#+TITLE: An Org-mode Demo
#+AUTHOR: Eric Schulte
#+OPTIONS: num:nil ^:nil f:nil
#+LATEX_HEADER: \usepackage{amscd}
#+STARTUP: hideblocks
#+BABEL: :session *R* :results silent

# some minor customization for nicer looking LaTeX output
#+begin_LaTeX
  \hypersetup{
    linkcolor=blue,
    pdfborder={0 0 0 0}
  }
  \lstset{basicstyle=\ttfamily\bfseries\small}
#+end_LaTeX

#+begin_center
  Adapted from /[[http://www.stat.umn.edu/~charlie/Sweave/foo.Rnw][An Sweave Demo]]/ by Charles J. Geyer.
#+end_center

This is a demo for using Org-babel to produce LaTeX documents with
embedded R code.  To get started fire up Emacs and create a text file
with the =.org= suffix.  You should see Org-mode become your major
mode -- denoted by =Org= in your status bar.

Press =C-c C-e= while viewing this Org-mode buffer and you will see a
menu appear with options for export to a variety target formats --
herein we'll only consider export to LaTeX.

So now we have a more complicated file chain
$$
\begin{CD}
   \texttt{foo.org}
   @>\texttt{Sweave}>>
   \texttt{foo.tex}
   @>\texttt{latex}>>
   \texttt{foo.dvi}
   @>\texttt{xdvi}>>
   \text{view of document}
\end{CD}
$$
and what have we accomplished other than making it twice as annoying
as the WYSIWYG crows (having to use both =Org-mode= and =latex= to get
anything that looks like the document)?

Well, we can now include =R= in our document.  Here's a simple example
#+begin_src R :exports both
  2 + 2
#+end_src
What I actually typed in =foo.org= was
: #+begin_src R :exports both
:   2 + 2
: #+end_src

This is a "code block" to be processed by Org-babel.  When Org-babel
hits such a thing, it processes it, runs R to get the results, and
stuffs the output in the LaTeX file it is creating.  The LaTeX between
code chunks is copied verbatim (except for in-line src code, about
which see below).  Hence to create a /active/ document you just write
plain old text interspersed with "code blocks" which are plain old R.

#+LaTeX: \pagebreak[3]

Plots get a little more complicated.  First we make something to plot
(simulated regression data).
#+source: reg
#+begin_src R :results output :exports both
  n <- 50
  x <- seq(1, n)
  a.true <- 3
  b.true <- 1.5
  y.true <- a.true + b.true * x
  s.true <- 17.3
  y <- y.true + s.true * rnorm(n)
  out1 <- lm(y ~ x)
  summary(out1)
#+end_src
(for once we won't show the code chunk itself, look at =foo.org= if
you want to see what the actual code chunk was).

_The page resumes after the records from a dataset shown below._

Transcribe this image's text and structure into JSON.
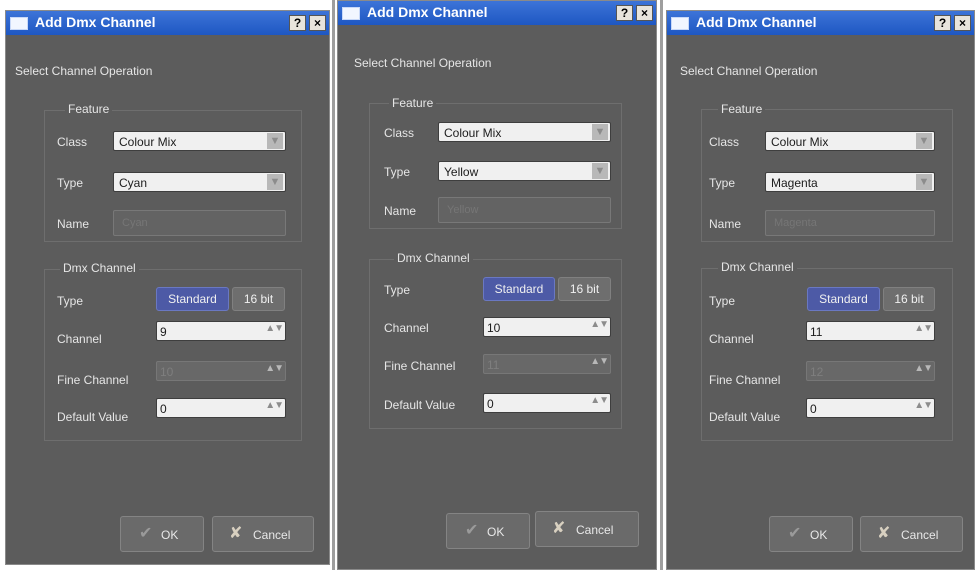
{
  "dialogs": [
    {
      "title": "Add Dmx Channel",
      "help_label": "?",
      "close_label": "×",
      "operation_label": "Select Channel Operation",
      "feature_legend": "Feature",
      "class_label": "Class",
      "class_value": "Colour Mix",
      "type_label": "Type",
      "type_value": "Cyan",
      "name_label": "Name",
      "name_placeholder": "Cyan",
      "dmx_legend": "Dmx Channel",
      "dmx_type_label": "Type",
      "standard_label": "Standard",
      "bit16_label": "16 bit",
      "channel_label": "Channel",
      "channel_value": "9",
      "fine_label": "Fine Channel",
      "fine_value": "10",
      "default_label": "Default Value",
      "default_value": "0",
      "ok_label": "OK",
      "cancel_label": "Cancel"
    },
    {
      "title": "Add Dmx Channel",
      "help_label": "?",
      "close_label": "×",
      "operation_label": "Select Channel Operation",
      "feature_legend": "Feature",
      "class_label": "Class",
      "class_value": "Colour Mix",
      "type_label": "Type",
      "type_value": "Yellow",
      "name_label": "Name",
      "name_placeholder": "Yellow",
      "dmx_legend": "Dmx Channel",
      "dmx_type_label": "Type",
      "standard_label": "Standard",
      "bit16_label": "16 bit",
      "channel_label": "Channel",
      "channel_value": "10",
      "fine_label": "Fine Channel",
      "fine_value": "11",
      "default_label": "Default Value",
      "default_value": "0",
      "ok_label": "OK",
      "cancel_label": "Cancel"
    },
    {
      "title": "Add Dmx Channel",
      "help_label": "?",
      "close_label": "×",
      "operation_label": "Select Channel Operation",
      "feature_legend": "Feature",
      "class_label": "Class",
      "class_value": "Colour Mix",
      "type_label": "Type",
      "type_value": "Magenta",
      "name_label": "Name",
      "name_placeholder": "Magenta",
      "dmx_legend": "Dmx Channel",
      "dmx_type_label": "Type",
      "standard_label": "Standard",
      "bit16_label": "16 bit",
      "channel_label": "Channel",
      "channel_value": "11",
      "fine_label": "Fine Channel",
      "fine_value": "12",
      "default_label": "Default Value",
      "default_value": "0",
      "ok_label": "OK",
      "cancel_label": "Cancel"
    }
  ],
  "icons": {
    "dropdown": "▼",
    "spin": "▲▼",
    "ok": "✔",
    "cancel": "✘"
  },
  "colors": {
    "titlebar": "#2a63cc",
    "panel": "#5c5c5c",
    "selected_toggle": "#4d5aa6"
  }
}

Figure \ref{fig:one} (p. \pageref{fig:one}) is produced by the following code
#+srcname: fig1plot
#+begin_src R :exports code
  plot(x, y)
  abline(out1)
#+end_src
Note that =x=, =y=, and =out1= are remembered from the preceding code
chunk.  We don't have to regenerate them.  All code chunks are part of
one R "session".
#+source: fig1
#+begin_src R :exports results :noweb yes :file fig1.pdf
  <<fig1plot>>
#+end_src

#+attr_latex: width=0.8\textwidth,placement=[p]
#+label: fig:one
#+caption: Scatter Plot with Regression Line
#+results: fig1
[[file:fig1.pdf]]

Now this was a little tricky.  We did this with two code chunks,
one visible and one invisible.  First we did
: #+srcname: fig1plot
: #+begin_src R :exports code :file fig1plot.pdf
:   plot(x, y)
:   abline(out1)
: #+end_src
where the =:exports code= indicates that only the return value (not
code) should be exported and the =#+srcname: fig1plot= gives the code
block a name (to be used later).  And "later" is almost immediate.
Next we did
: #+source: fig1
: #+begin_src R :exports results :noweb yes :file fig1.pdf
:   <<fig1plot>>
: #+end_src

In this code block the =:file fig1.pdf= header argumentindicates that
the block generates a figure.  Org-babel automagically makes a PDF
file for the figure, and Org-mode handles the export to LaTeX.  The
=<<fig1plot>>= is an example of "code block reuse".  It means that we
reuse the code of the code chunk named =fig1plot=.  The =:exports
results= in the code block means just what it says (we've already seen
the code---it was produced by the preceding chunk---and we don't want
to see it again, we only want to see the results).  It is important
that we observe the DRY/SPOT rule (/don't repeat yourself/ or /single
point of truth/) and only have one bit of code for generating the
plot.  What the reader sees is guaranteed to be the code that made the
plot.  If we had used cut-and-paste, just repeating the code, the
duplicated code might get out of sync after edits.  The rest of this
should be recognizable to anyone who has ever done a LaTeX figure.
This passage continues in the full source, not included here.